A small smile touches the edges of her mouth and her eyes get this faraway look. “I was very beautiful when I was your age. What? You don’t believe me?”

“I believe you!”

“Oh yes, so many boys liked me. Your grandparents, they were so worried. But I wasn’t interested in any boy, of course not. When I met Eighth Aunt, it was like wah! Suddenly everything became so clear. It was like meeting my best friend and my soul mate and just—my everything. We were inseparable. At first it was okay, people just think we were best friends, like sisters, you know? My parents were so relieved, because I wasn’t going around bu san bu si with boys. Wah, Eighth Aunt and me, we spent all our time together.” She laughs softly at the memories of her and Eighth Aunt, and the joy on her face makes me smile. “But then people started to talk, started getting suspicious. My parents were so worried. So were hers. They talk about moving her to Singapore, away from me.”

“Oh god,” I mutter, squeezing her hand.

“So I tried, Sharlot. I tried to be ‘normal.’ I had boyfriends. When this handsome exchange student came from America, I thought, ‘Ah! This is a very good chance for me to prove that I’m normal.’ So I go out with him, even though I don’t like him like that. And I decided that best way to prove to everyone, and alsomyself, that I am normal is to go all the way with him. Who knows, maybe it turns out I will like it? Maybe I will start liking boys.”

“That’s terrible,” I say.

But Mama just touches my face and gives me a sad smile. “It’s not all bad. I didn’t like it, but it could have been worse. Then I ended up pregnant—aiya! Suddenly I don’t have to worry about people finding out that I don’t like boys. Suddenly I have to worry about them thinking I am a slut. Somehow, even though they think I am straight, I still manage to make my family lose face. Oh, it was so awful. Nobody wanted to talk to me. People left very bad messages in my school desk.
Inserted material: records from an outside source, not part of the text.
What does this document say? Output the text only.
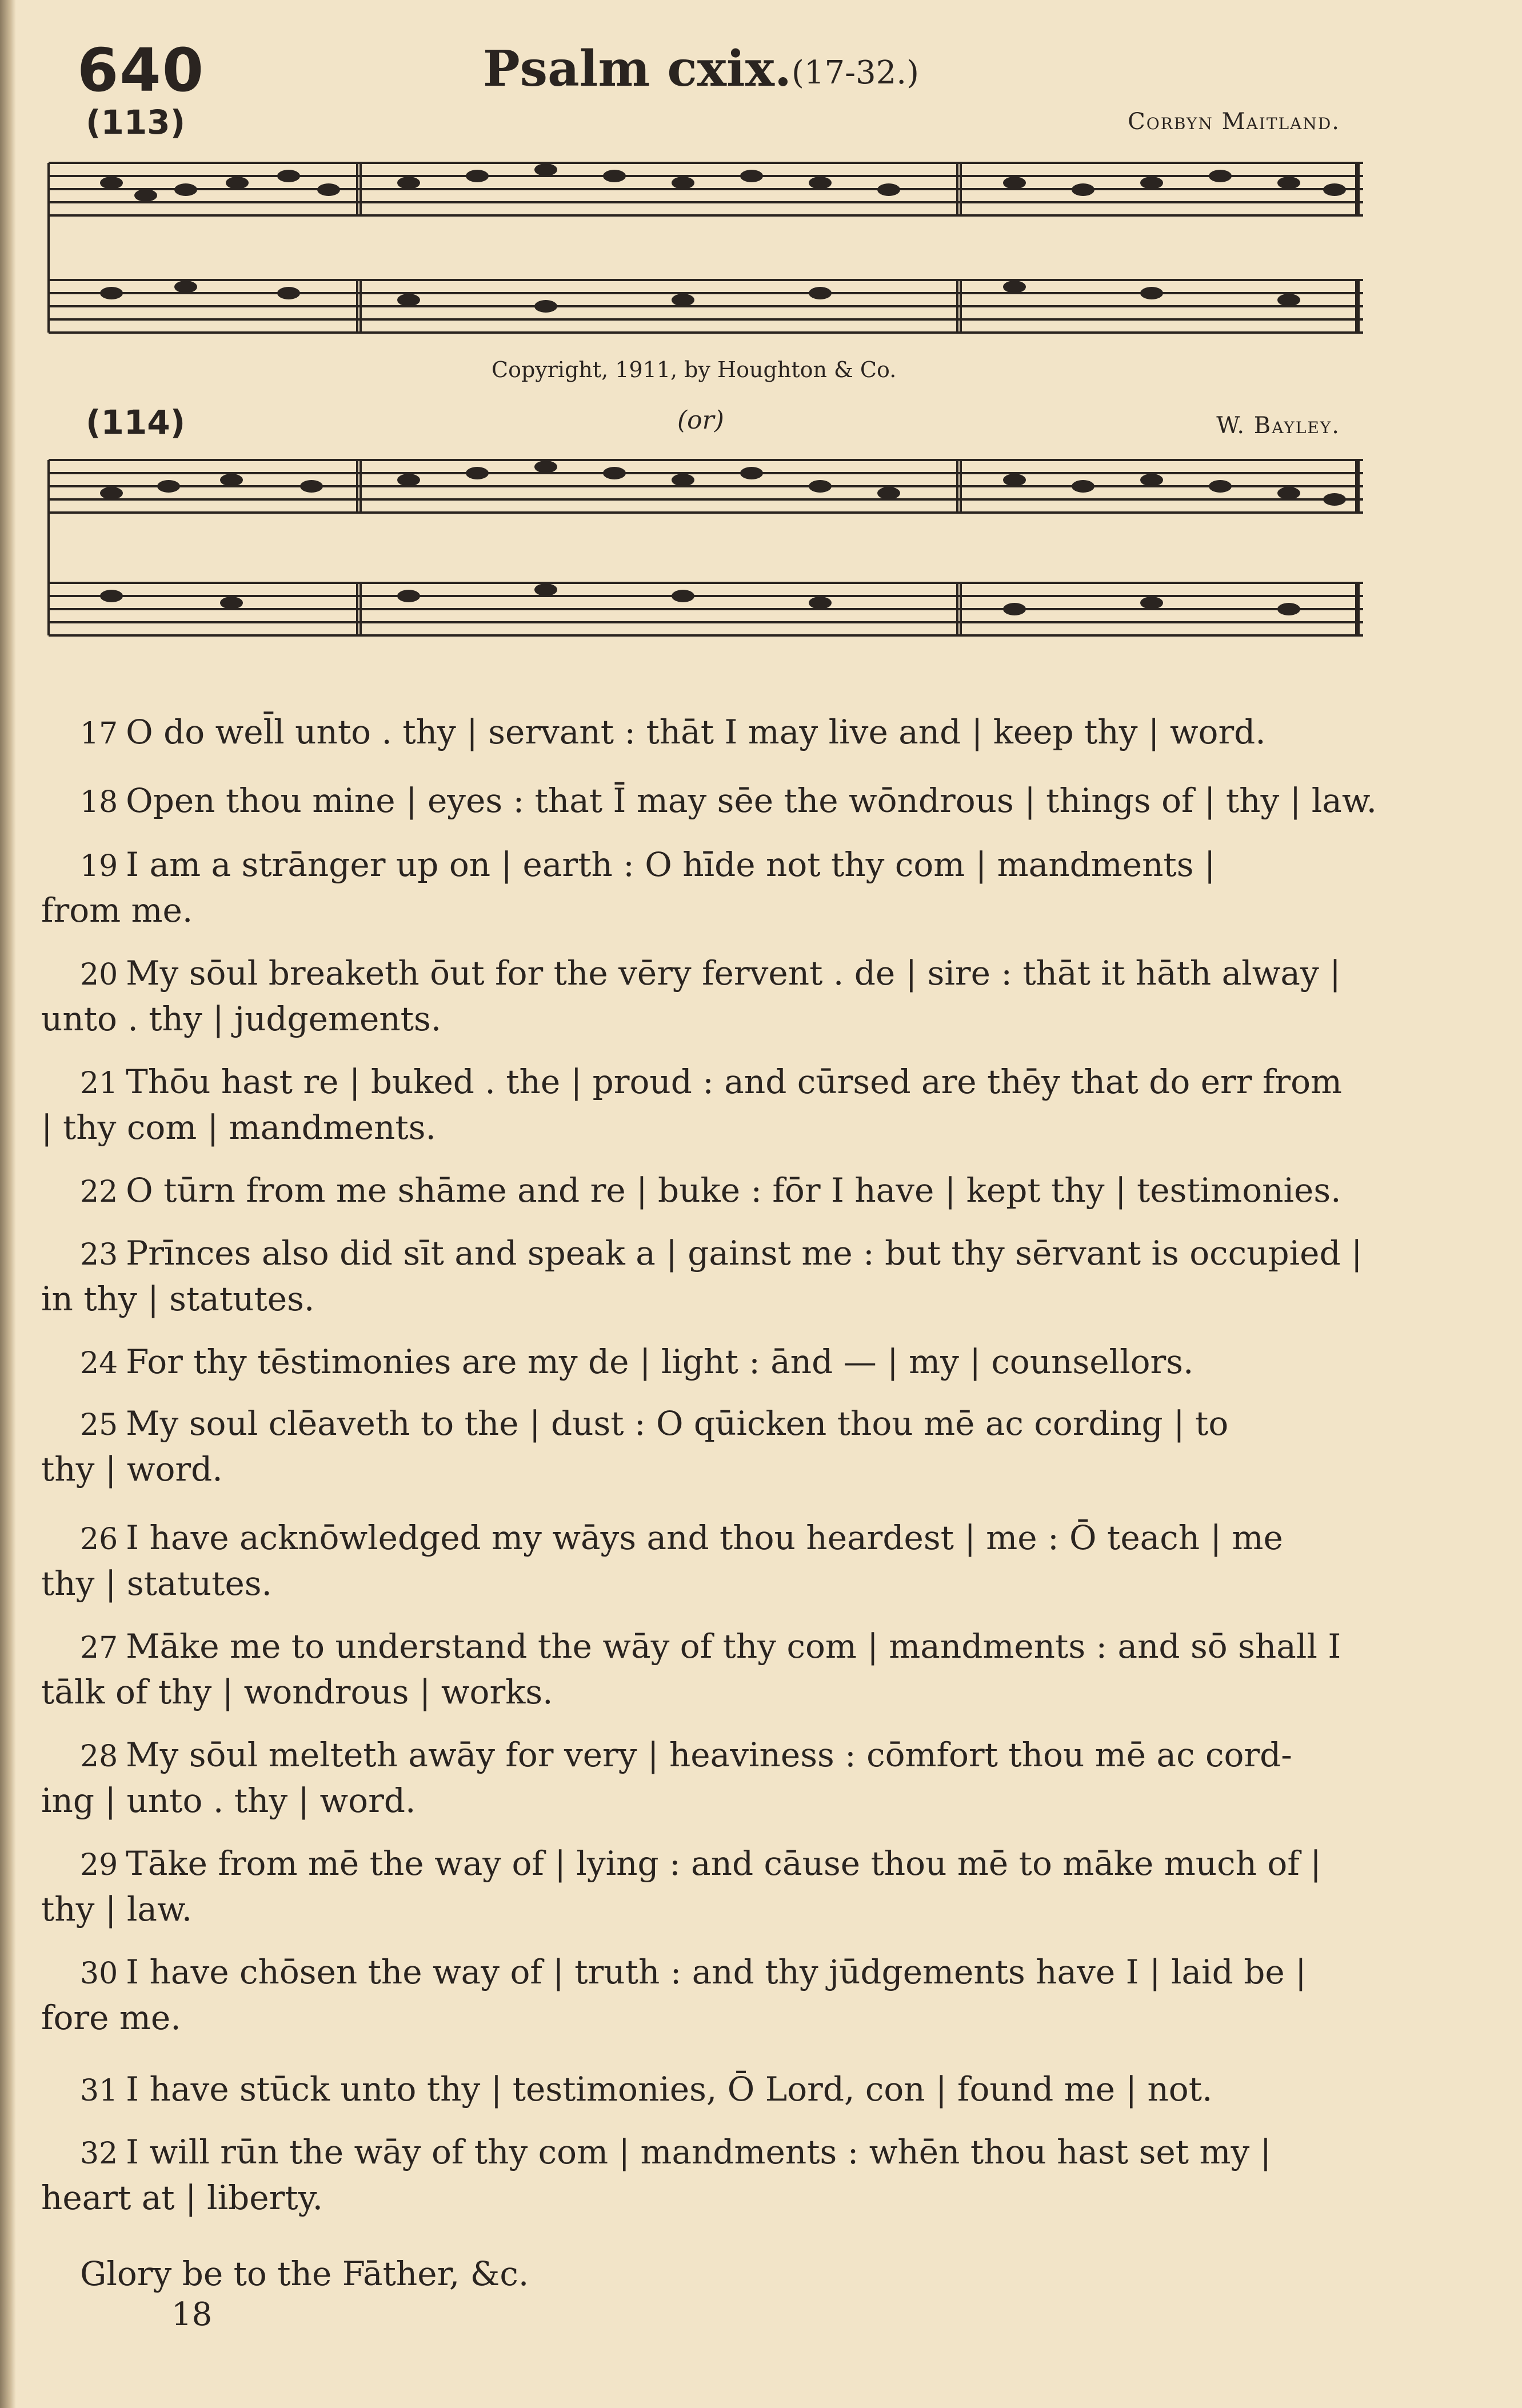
640	Psalm cxix. (17-32.)
(113)	Corbyn Maitland.
Copyright, 1911, by Houghton & Co.
(114)	(or)	W. Bayley.
17 O do wel̄l unto . thy | servant : thāt I may live and | keep thy | word.
18 Open thou mine | eyes : that Ī may sēe the wōndrous | things of | thy | law.
19 I am a strānger up on | earth : O hīde not thy com | mandments |
from me.
20 My sōul breaketh ōut for the vēry fervent . de | sire : thāt it hāth alway |
unto . thy | judgements.
21 Thōu hast re | buked . the | proud : and cūrsed are thēy that do err from
| thy com | mandments.
22 O tūrn from me shāme and re | buke : fōr I have | kept thy | testimonies.
23 Prīnces also did sīt and speak a | gainst me : but thy sērvant is occupied |
in thy | statutes.
24 For thy tēstimonies are my de | light : ānd — | my | counsellors.
25 My soul clēaveth to the | dust : O qūicken thou mē ac cording | to
thy | word.
26 I have acknōwledged my wāys and thou heardest | me : Ō teach | me
thy | statutes.
27 Māke me to understand the wāy of thy com | mandments : and sō shall I
tālk of thy | wondrous | works.
28 My sōul melteth awāy for very | heaviness : cōmfort thou mē ac cord-
ing | unto . thy | word.
29 Tāke from mē the way of | lying : and cāuse thou mē to māke much of |
thy | law.
30 I have chōsen the way of | truth : and thy jūdgements have I | laid be |
fore me.
31 I have stūck unto thy | testimonies, Ō Lord, con | found me | not.
32 I will rūn the wāy of thy com | mandments : whēn thou hast set my |
heart at | liberty.
Glory be to the Fāther, &c.
18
Parents called the school, asked them to expel me because I am a bad influence. They think I will seduce their sons and encourage their daughters to be like me.”

“Holy shit, that’s terrible.”

She shrugs. “I don’t want the same thing to happen to you. I know you say times are better, times change, people are more open-minded. But it’s not that different. You see what happened in Bali, when they found out you had boyfriend back in LA?”

I’m about to argue that it’s different back in LA, that people are way more open-minded. It’s true, to a certain extent, but she’s right that even though it’s more progressive, every time there’s gossip or a scandal, the one that comes out worse for wear is the girl. The guy gets away unscathed or with a reputation of being a player, which elevates his status instead of destroying it, while the girl is demeaned and shunned.

“I wanted to protect you, but I ended up making things worse for you,” she says.

“I’ll be fine. I’ve got you and Kiki, and that’s already more than what you had when you were my age.”

She smiles.

“And I’m so sorry that you had to go through that on your own, Mama. I um.” I don’t know why this is awkward to say aside from that talking about your parent’s love interest is always 100 percent awkward. “I just want you to know that, like, I…um. I like Eighth Aunt. I think you two make a cute couple.”

A whole bunch of emotions cross Mama’s face, so many and so varied that I swear she’s about to implode. If I had to guess, I think she’s feeling: 1. Embarrassment. 2. More Embarrassment. 3. Denial. 4. SO MUCH EMBARRASSMENT. 5. A not-so-tiny spark of joy.